Fechado e parado, Paraguai teve oito mortes; isolamento social fez sucesso em seis países

Entre eles, Alemanha, Índia, Dinamarca, Paraguai, Rússia e Uruguai seguiram a recomendação da OMS de impor o distanciamento físico

| O JACARé/SANDRA LUZ


Paraguai impôs controle rigoroso e adotou medidas antes da OMS considerar a Covid-19 uma pandemia (Foto: Divulgação)

O mundo atingiu a marca de 2 milhões de infecções por SARS-Cov-2, o coronavírus causador da covid-19 – doença que matou 137 mil pessoas no espaço de quatro meses – e ainda há dúvidas e questionamentos sobre a eficácia do distanciamento físico. A medida foi recomendada pela OMS (Organização Mundial de Saúde) como estratégia de manejo das infecções até a distribuição generalizada de imunização contra o vírus.

Testes para a vacina, contudo, ainda não começaram em humanos e não há consenso sobre medicamentos eficazes para o tratamento da doença. Ainda assim, há países que conseguiram reduzir as transmissões e planejam, de maneira controlada, permitir a retomada das atividades econômicas.

O Jacaré analisou a resposta sanitária de seis países e os pontos em comum para reduzir o contágio e a quantidade de mortes, situações consideradas inevitáveis pela OMS quando, em 11 de março, classificou como pandemia o surto da infecção por coronavírus que se espalhou a partir da China. Desde então, o vírus foi registrado em 213 países.

Entre eles, Alemanha, Índia, Dinamarca, Paraguai, Rússia e Uruguai seguiram a recomendação da OMS de impor o distanciamento físico, a partir da experiência vivida na China. Em comum, todos os gestores consideraram a pandemia uma ameaça real às populações e criaram protocolos de controle baseados no modelo da OMS.

Os protocolos são divididos em três fases de manejo epidemiológico: preparação, contenção e mitigação (alívio). Na fase de preparação foram estimados insumos físicos e materiais, mapeada a rede de atendimento, conhecido o orçamento e, depois, elaborada a lista de necessidades para enfrentar a doença. A contenção inclui o enfrentamento direto da doença, a imposição do distanciamento físico, o fechamento das atividades não essenciais e o acompanhamento do trabalho nos centros sociais e de saúde. Por fim, a mitigação, corresponde ao controle dos casos. Hoje, somente a China está na fase de mitigação e países que ainda não a atingiram planejam a retomada das atividades de maneira controlada, mesmo sob o alerta da OMS.
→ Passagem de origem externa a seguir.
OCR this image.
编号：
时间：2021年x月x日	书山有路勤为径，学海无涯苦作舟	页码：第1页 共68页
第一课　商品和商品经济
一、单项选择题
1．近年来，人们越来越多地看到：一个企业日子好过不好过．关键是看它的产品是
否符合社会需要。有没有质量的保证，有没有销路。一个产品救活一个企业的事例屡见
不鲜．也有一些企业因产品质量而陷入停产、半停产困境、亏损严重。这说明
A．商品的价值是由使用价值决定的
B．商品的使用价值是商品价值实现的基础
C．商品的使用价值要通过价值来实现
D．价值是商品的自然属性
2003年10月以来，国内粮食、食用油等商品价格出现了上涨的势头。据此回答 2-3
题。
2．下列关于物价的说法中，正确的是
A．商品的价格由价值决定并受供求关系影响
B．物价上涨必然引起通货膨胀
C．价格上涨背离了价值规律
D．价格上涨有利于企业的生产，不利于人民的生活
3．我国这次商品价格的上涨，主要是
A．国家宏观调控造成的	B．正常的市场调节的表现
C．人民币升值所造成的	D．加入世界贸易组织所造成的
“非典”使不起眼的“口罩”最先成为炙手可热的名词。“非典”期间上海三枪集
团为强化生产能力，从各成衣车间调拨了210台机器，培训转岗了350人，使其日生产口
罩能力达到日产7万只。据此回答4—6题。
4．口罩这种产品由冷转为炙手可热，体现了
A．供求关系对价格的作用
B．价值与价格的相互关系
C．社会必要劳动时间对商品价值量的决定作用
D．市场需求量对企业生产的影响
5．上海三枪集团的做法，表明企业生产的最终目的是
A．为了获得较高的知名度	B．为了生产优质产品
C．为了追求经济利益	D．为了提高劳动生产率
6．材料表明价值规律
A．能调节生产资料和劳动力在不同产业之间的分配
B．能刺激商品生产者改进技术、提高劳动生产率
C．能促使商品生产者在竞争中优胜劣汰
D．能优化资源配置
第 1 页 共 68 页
A experiência chinesa é considerada fundamental para o trabalho dos demais países. Na China, os primeiros casos oficiais estão registrados desde dezembro de 2019, e foram necessários dois meses de contenção para chegar à fase de mitigação. Hoje, o sistema de saúde chinês controla 4,4 mil pacientes que testaram positivo, mas estão assintomáticos, monitora os casos chamados importados (de quem chega ao país e está contaminado) e reforça o trabalho de auxílio aos países atingidos. Até chegar a esse ponto, foram registradas 84.489 pessoas infectadas e 3.342 mortes.

Como o vírus continua ativo na China, quem tem o teste positivo é mantido em quarentena compulsória em hospitais. E o termo “quarentena' é utilizado nessa condição. Para a população obrigada a ficar em casa, é utilizada a expressão isolamento físico ou social. A medida implicou o bloqueio total das atividades na China, sob pena de multa para descumprimentos, nos casos extremos, prisão.

Apenas os serviços essenciais foram mantidos, e neles não estão incluídos igrejas, parques públicos ou restaurantes. Os trabalhadores receberam auxílio para trabalharem desde casa e, agora, na fase de mitigação, as empresas recebem orientações para manter o fluxo de caixa.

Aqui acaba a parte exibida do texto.